Despite ranking last in the United States and on a state-by-state level, T-Mobile continued to make improvements in large metro areas, with fewer dropped calls, blocked calls and failed downloads. RootMetrics predicts T-Mobile could place even more pressure on leading carriers Verizon and AT&T if it continues to make improvements in these regions, such as New York City, Chicago, Washington D.C., Philadelphia, Houston, Seattle and Las Vegas.
Overall, Verizon and AT&T continue to offer the best network coverage and reliability nationwide, but T-Mobile and Sprint are stepping up the competition with continued improvements. The full RootMetrics report provides a comprehensive look at all four major carriers in the United States.
Top Rated Comments
Just for giggles, I went to the T-Mobile site just to take another look at their LTE coverage in my region to see if it's gotten any better. Nope. I live in Metro Atlanta; and as long as I stay within 50 miles of home, I'd pretty much always have LTE coverage with T-Mo.
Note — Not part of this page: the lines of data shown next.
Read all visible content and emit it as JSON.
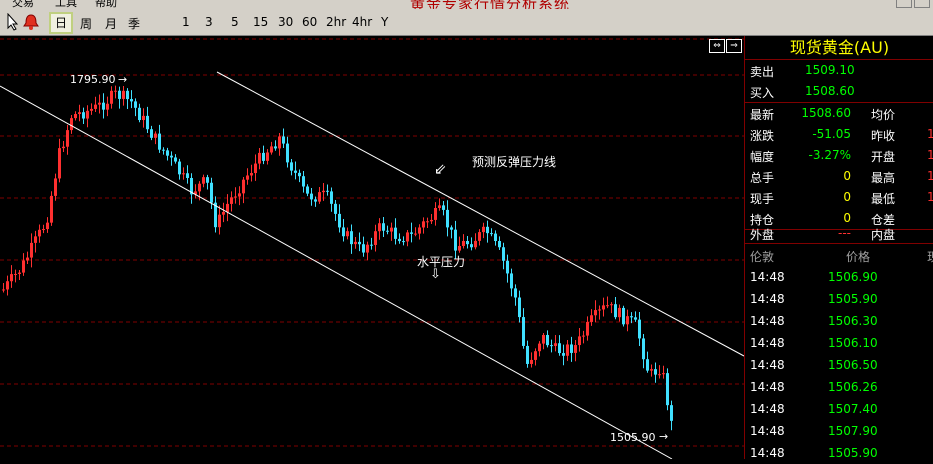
{
  "app_title": "黄金专家行情分析系统",
  "menu": [
    "交易",
    "工具",
    "帮助"
  ],
  "periods": [
    "日",
    "周",
    "月",
    "季",
    "1",
    "3",
    "5",
    "15",
    "30",
    "60",
    "2hr",
    "4hr",
    "Y"
  ],
  "chart": {
    "high_label": "1795.90",
    "low_label": "1505.90",
    "annotation_rebound": "预测反弹压力线",
    "annotation_horizontal": "水平压力",
    "arrow_rebound": "⇙",
    "arrow_horizontal": "⇩"
  },
  "quote": {
    "title": "现货黄金(AU)",
    "sell_label": "卖出",
    "sell_value": "1509.10",
    "buy_label": "买入",
    "buy_value": "1508.60",
    "rows": [
      {
        "l1": "最新",
        "v1": "1508.60",
        "l2": "均价",
        "v2": ""
      },
      {
        "l1": "涨跌",
        "v1": "-51.05",
        "l2": "昨收",
        "v2": "1"
      },
      {
        "l1": "幅度",
        "v1": "-3.27%",
        "l2": "开盘",
        "v2": "1"
      },
      {
        "l1": "总手",
        "v1": "0",
        "l2": "最高",
        "v2": "1"
      },
      {
        "l1": "现手",
        "v1": "0",
        "l2": "最低",
        "v2": "1"
      },
      {
        "l1": "持仓",
        "v1": "0",
        "l2": "仓差",
        "v2": ""
      }
    ],
    "outer_label": "外盘",
    "outer_value": "---",
    "inner_label": "内盘",
    "ticks_header": {
      "time": "伦敦",
      "price": "价格",
      "vol": "现"
    },
    "ticks": [
      {
        "time": "14:48",
        "price": "1506.90"
      },
      {
        "time": "14:48",
        "price": "1505.90"
      },
      {
        "time": "14:48",
        "price": "1506.30"
      },
      {
        "time": "14:48",
        "price": "1506.10"
      },
      {
        "time": "14:48",
        "price": "1506.50"
      },
      {
        "time": "14:48",
        "price": "1506.26"
      },
      {
        "time": "14:48",
        "price": "1507.40"
      },
      {
        "time": "14:48",
        "price": "1507.90"
      },
      {
        "time": "14:48",
        "price": "1505.90"
      }
    ]
  }
}
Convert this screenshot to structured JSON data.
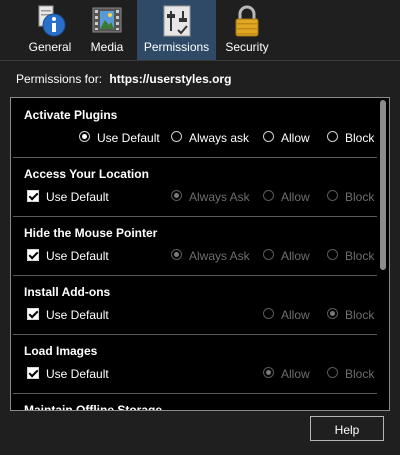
{
  "toolbar": {
    "tabs": [
      {
        "label": "General",
        "icon": "info-icon"
      },
      {
        "label": "Media",
        "icon": "media-icon"
      },
      {
        "label": "Permissions",
        "icon": "permissions-icon",
        "selected": true
      },
      {
        "label": "Security",
        "icon": "lock-icon"
      }
    ]
  },
  "permissions_for": {
    "label": "Permissions for:",
    "site": "https://userstyles.org"
  },
  "sections": [
    {
      "title": "Activate Plugins",
      "options": {
        "use_default": "Use Default",
        "always_ask": "Always ask",
        "allow": "Allow",
        "block": "Block"
      },
      "use_default_checked": true,
      "selected": "use_default"
    },
    {
      "title": "Access Your Location",
      "options": {
        "use_default": "Use Default",
        "always_ask": "Always Ask",
        "allow": "Allow",
        "block": "Block"
      },
      "use_default_checked": true,
      "selected": "always_ask"
    },
    {
      "title": "Hide the Mouse Pointer",
      "options": {
        "use_default": "Use Default",
        "always_ask": "Always Ask",
        "allow": "Allow",
        "block": "Block"
      },
      "use_default_checked": true,
      "selected": "always_ask"
    },
    {
      "title": "Install Add-ons",
      "options": {
        "use_default": "Use Default",
        "allow": "Allow",
        "block": "Block"
      },
      "use_default_checked": true,
      "selected": "block"
    },
    {
      "title": "Load Images",
      "options": {
        "use_default": "Use Default",
        "allow": "Allow",
        "block": "Block"
      },
      "use_default_checked": true,
      "selected": "allow"
    },
    {
      "title": "Maintain Offline Storage"
    }
  ],
  "buttons": {
    "help": "Help"
  },
  "colors": {
    "background": "#1f1f1f",
    "panel": "#000000",
    "selected_tab": "#2f4a66",
    "disabled_text": "#6e6e6e"
  }
}
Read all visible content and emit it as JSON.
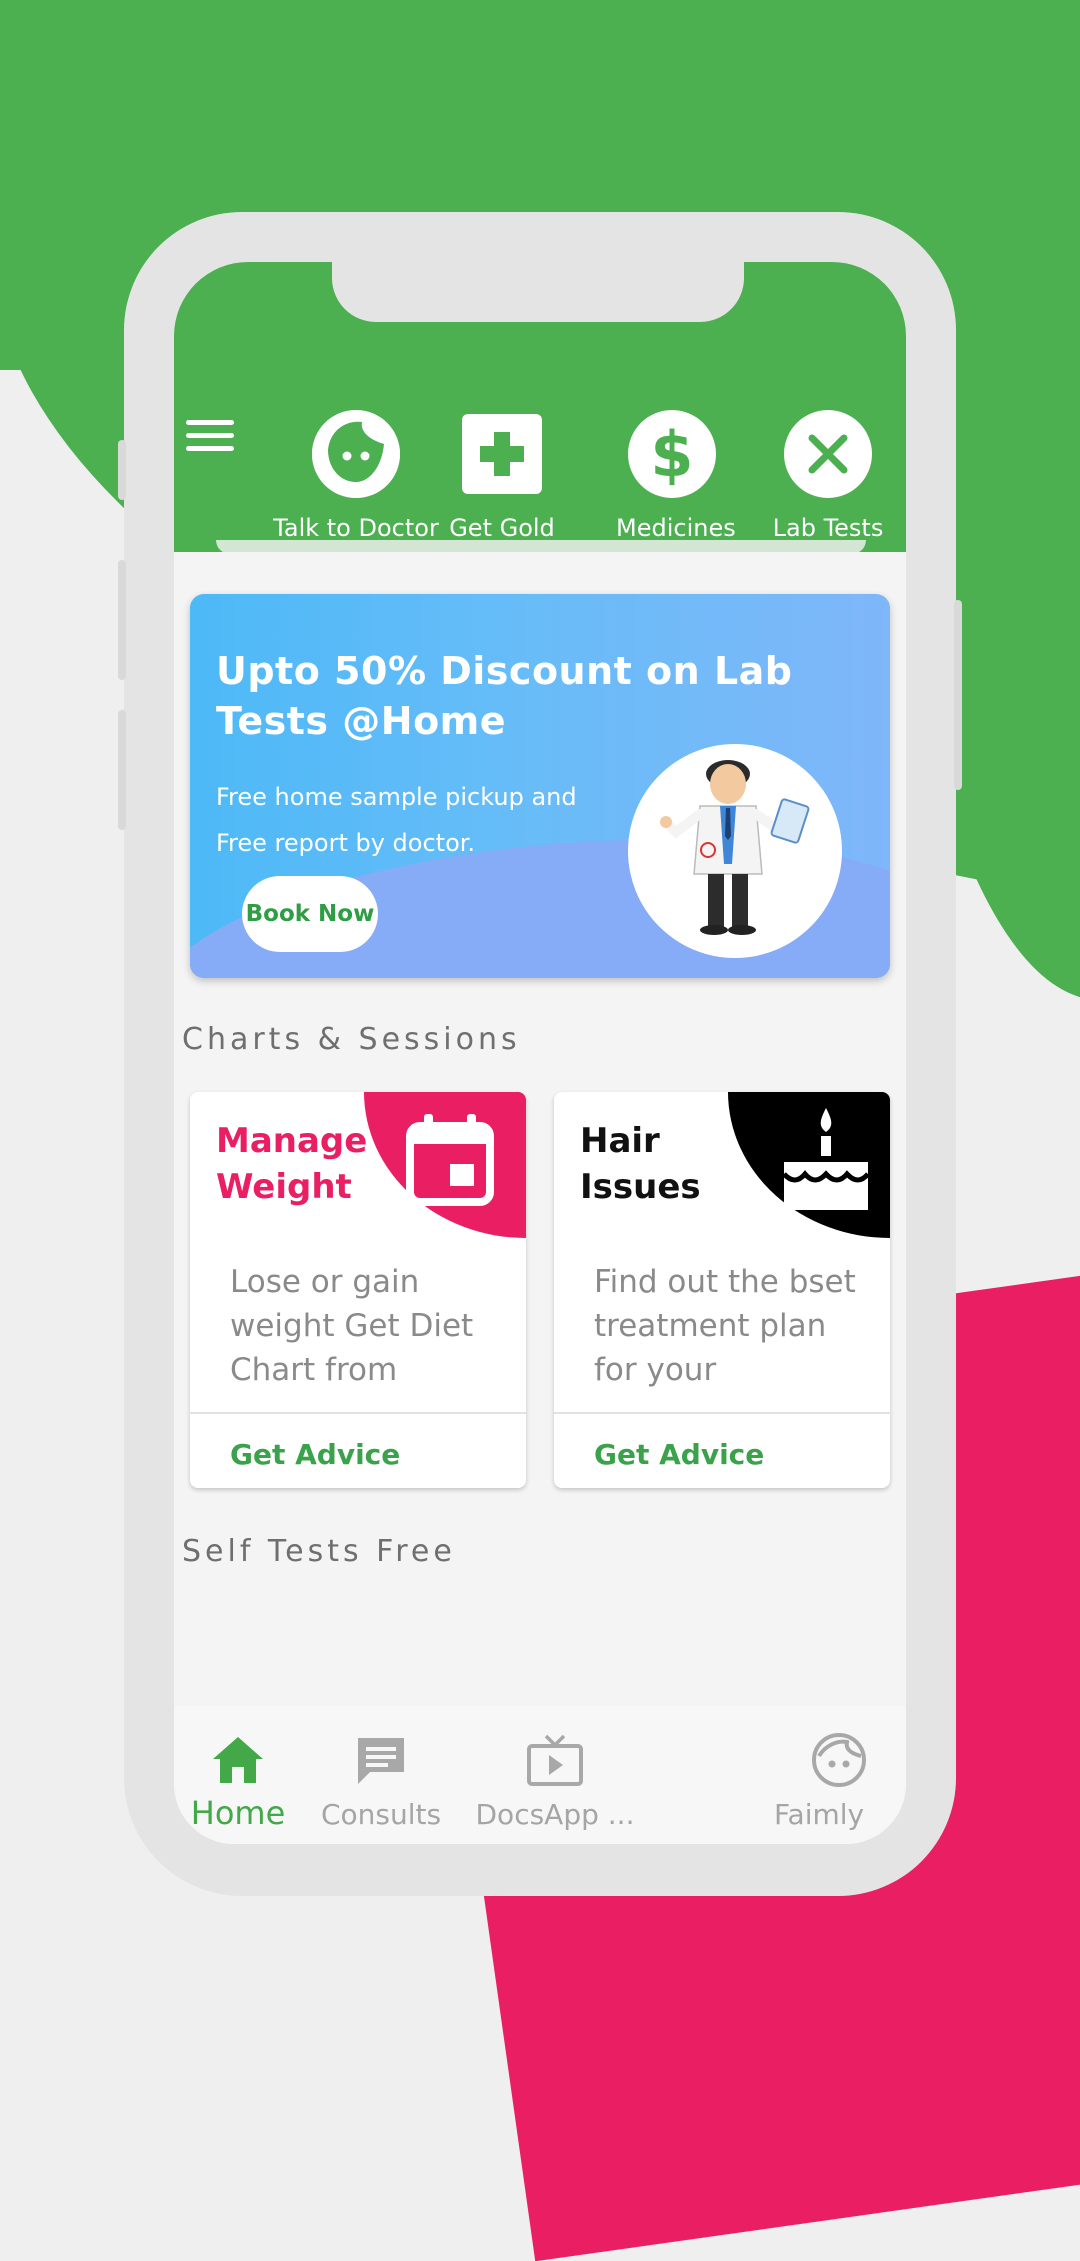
{
  "header": {
    "quick_actions": [
      {
        "label": "Talk to Doctor",
        "icon": "face-icon"
      },
      {
        "label": "Get Gold",
        "icon": "plus-icon"
      },
      {
        "label": "Medicines",
        "icon": "dollar-icon"
      },
      {
        "label": "Lab Tests",
        "icon": "close-icon"
      }
    ]
  },
  "banner": {
    "title": "Upto 50% Discount on Lab Tests @Home",
    "subtitle_line1": "Free home sample pickup and",
    "subtitle_line2": "Free report by doctor.",
    "cta": "Book Now"
  },
  "sections": {
    "charts_title": "Charts & Sessions",
    "self_tests_title": "Self Tests Free"
  },
  "cards": [
    {
      "title_line1": "Manage",
      "title_line2": "Weight",
      "description": "Lose or gain weight Get Diet Chart from",
      "action": "Get Advice",
      "accent": "#e91e63",
      "icon": "calendar-icon"
    },
    {
      "title_line1": "Hair",
      "title_line2": "Issues",
      "description": "Find out the bset treatment plan for your",
      "action": "Get Advice",
      "accent": "#000000",
      "icon": "cake-icon"
    }
  ],
  "bottom_nav": [
    {
      "label": "Home",
      "active": true
    },
    {
      "label": "Consults",
      "active": false
    },
    {
      "label": "DocsApp ...",
      "active": false
    },
    {
      "label": "Faimly",
      "active": false
    }
  ],
  "colors": {
    "primary_green": "#4caf50",
    "accent_pink": "#e91e63",
    "action_green": "#3aa24a"
  }
}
However, we usually drive to Florida a couple of times a year. Guess what? Once you leave the southern suburbs of Atlanta heading south on I-75, you lose LTE until you get to Macon (a distance of 50 miles). Then you lose it again once you leave Macon until you get to Valdosta (a distance of 120 miles).
Put simply, T-Mobile's LTE coverage map in my region looks like a Verizon or AT&T coverage map from 1995 (i.e. you're covered near bigger cities but beyond that, forget it). According to T-Mobile's own map, more than half the state of Georgia outside of Metro Atlanta has 2G coverage on T-Mobile. Yeah.
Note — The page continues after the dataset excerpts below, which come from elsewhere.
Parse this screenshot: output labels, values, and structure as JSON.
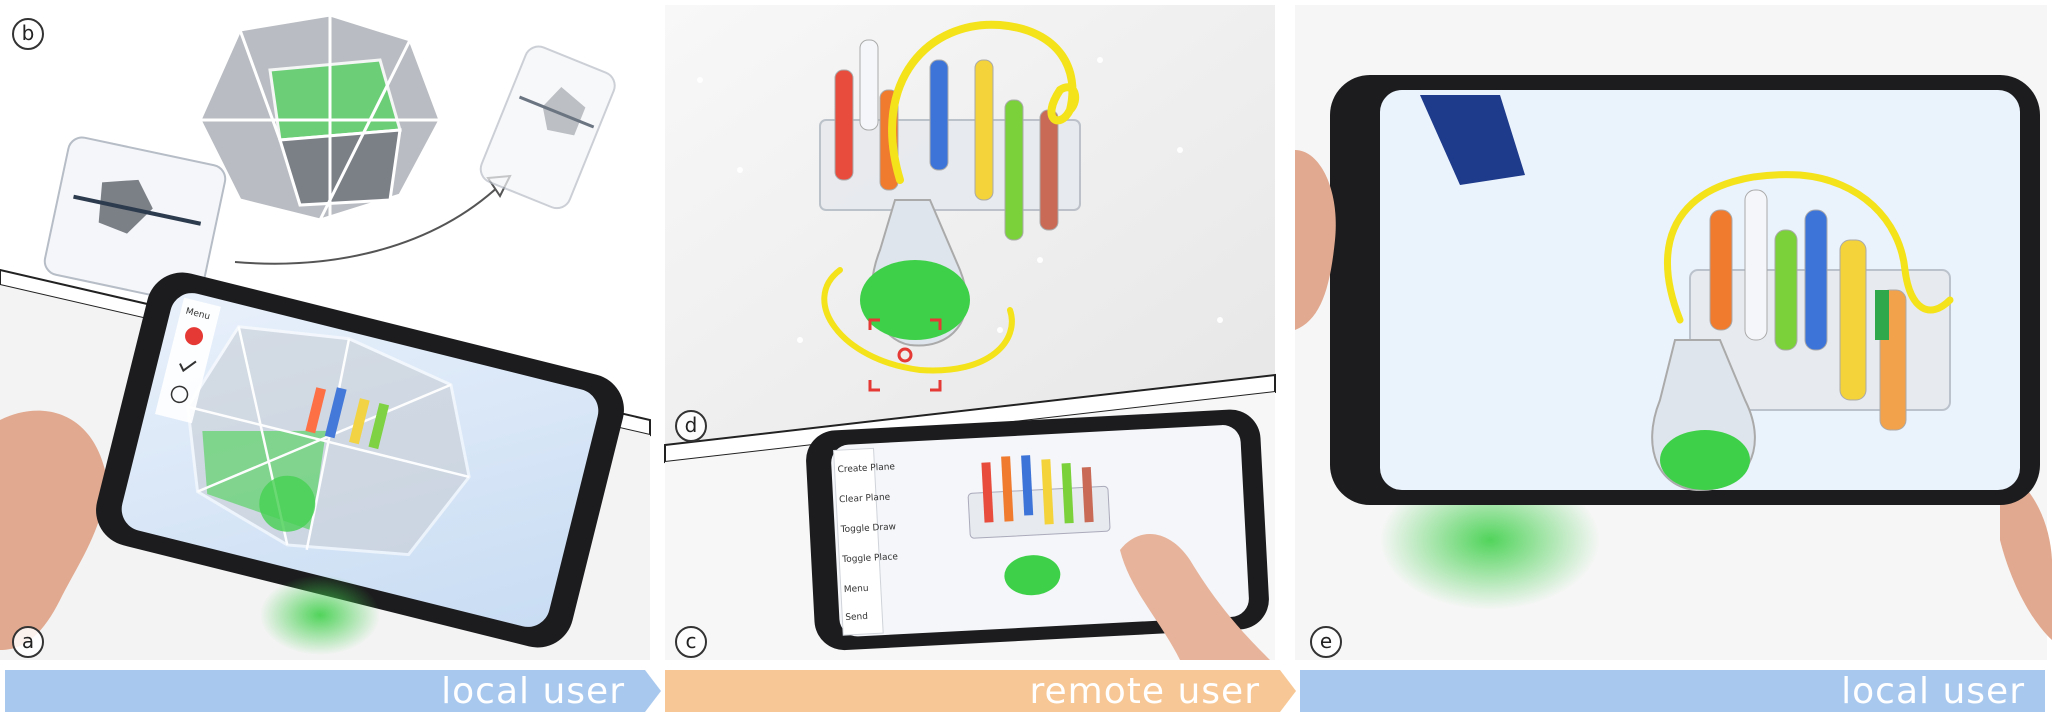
{
  "panels": {
    "a": {
      "letter": "a"
    },
    "b": {
      "letter": "b"
    },
    "c": {
      "letter": "c"
    },
    "d": {
      "letter": "d"
    },
    "e": {
      "letter": "e"
    }
  },
  "phone_a_menu": {
    "title": "Menu"
  },
  "phone_c_menu": {
    "items": [
      "Create Plane",
      "Clear Plane",
      "Toggle Draw",
      "Toggle Place",
      "Menu",
      "Send"
    ]
  },
  "banners": {
    "left": "local user",
    "middle": "remote user",
    "right": "local user"
  },
  "colors": {
    "local_user_banner": "#a9c8ee",
    "remote_user_banner": "#f7c895",
    "sketch_yellow": "#f4e21a",
    "liquid_green": "#3fd04a",
    "target_red": "#e53935"
  }
}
T-Mobile might have attractive pricing; but I'd rather pay a price premium with Verizon and have LTE 99% of the time regardless of where I go as opposed to saving $20 or $30 bucks a month for "unlimited" data on T-Mobile only to have my phone drop to 2G when I have to drive outside of a metro area. Unlimited 2G data is not even worth $20 a month, in my opinion.
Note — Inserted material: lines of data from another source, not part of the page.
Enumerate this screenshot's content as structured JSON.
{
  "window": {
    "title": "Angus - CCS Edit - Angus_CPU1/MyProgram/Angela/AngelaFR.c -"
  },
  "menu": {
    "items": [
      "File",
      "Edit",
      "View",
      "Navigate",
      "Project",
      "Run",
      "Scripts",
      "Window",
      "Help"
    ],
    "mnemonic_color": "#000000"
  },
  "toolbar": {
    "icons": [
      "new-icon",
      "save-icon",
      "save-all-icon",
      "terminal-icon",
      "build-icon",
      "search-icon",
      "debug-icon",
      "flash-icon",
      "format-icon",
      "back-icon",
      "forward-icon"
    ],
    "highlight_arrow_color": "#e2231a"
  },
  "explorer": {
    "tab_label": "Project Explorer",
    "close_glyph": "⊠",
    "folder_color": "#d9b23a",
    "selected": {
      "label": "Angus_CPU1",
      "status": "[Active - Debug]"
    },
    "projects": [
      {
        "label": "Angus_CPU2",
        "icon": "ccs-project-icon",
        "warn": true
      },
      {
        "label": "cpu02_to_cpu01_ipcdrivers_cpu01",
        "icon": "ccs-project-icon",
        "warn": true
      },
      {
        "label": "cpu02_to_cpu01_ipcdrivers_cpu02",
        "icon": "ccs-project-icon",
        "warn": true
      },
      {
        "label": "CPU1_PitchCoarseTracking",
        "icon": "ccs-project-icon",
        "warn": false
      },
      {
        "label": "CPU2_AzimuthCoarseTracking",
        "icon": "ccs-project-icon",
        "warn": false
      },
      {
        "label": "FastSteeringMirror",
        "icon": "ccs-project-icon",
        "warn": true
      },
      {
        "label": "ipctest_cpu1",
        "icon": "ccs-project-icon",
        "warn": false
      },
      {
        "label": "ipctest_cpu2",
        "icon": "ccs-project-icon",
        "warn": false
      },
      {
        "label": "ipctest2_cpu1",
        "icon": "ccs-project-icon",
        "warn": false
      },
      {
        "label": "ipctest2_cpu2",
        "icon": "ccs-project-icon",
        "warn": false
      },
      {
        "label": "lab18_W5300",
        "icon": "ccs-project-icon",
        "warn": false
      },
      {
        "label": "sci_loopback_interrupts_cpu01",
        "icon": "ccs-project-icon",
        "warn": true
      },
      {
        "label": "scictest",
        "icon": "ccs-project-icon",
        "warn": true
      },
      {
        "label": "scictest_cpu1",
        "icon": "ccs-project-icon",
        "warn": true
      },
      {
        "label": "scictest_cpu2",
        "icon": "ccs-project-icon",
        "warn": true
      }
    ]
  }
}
Looks like Sprint improved in call reliability a lot but data speeds remain their achilles' heel. T-Mobile has the great data speeds but of course needs to finish addressing their rural data coverage issues.
ATT is Awful, almost never works when I really need it to. I only get LTE about 10 or 15% of the time in the North East and usually only 2 bars and it's extremely rare that I get LTE when I'm outside of my region. I really would like to know where people live where the service is so great. I've had it for 8 yrs strictly because they at least get the bill correct every month - which is something Verizon never did (not only was Verizon awful, but they screwed me on my bill to the tune of hundreds of dollars nearly every few months). :confused:
Not sure what charts you were looking at. Verizon has always been in 1st place overall since they started doing the nationwide comparisons. Due to their rural coverage they win almost every state.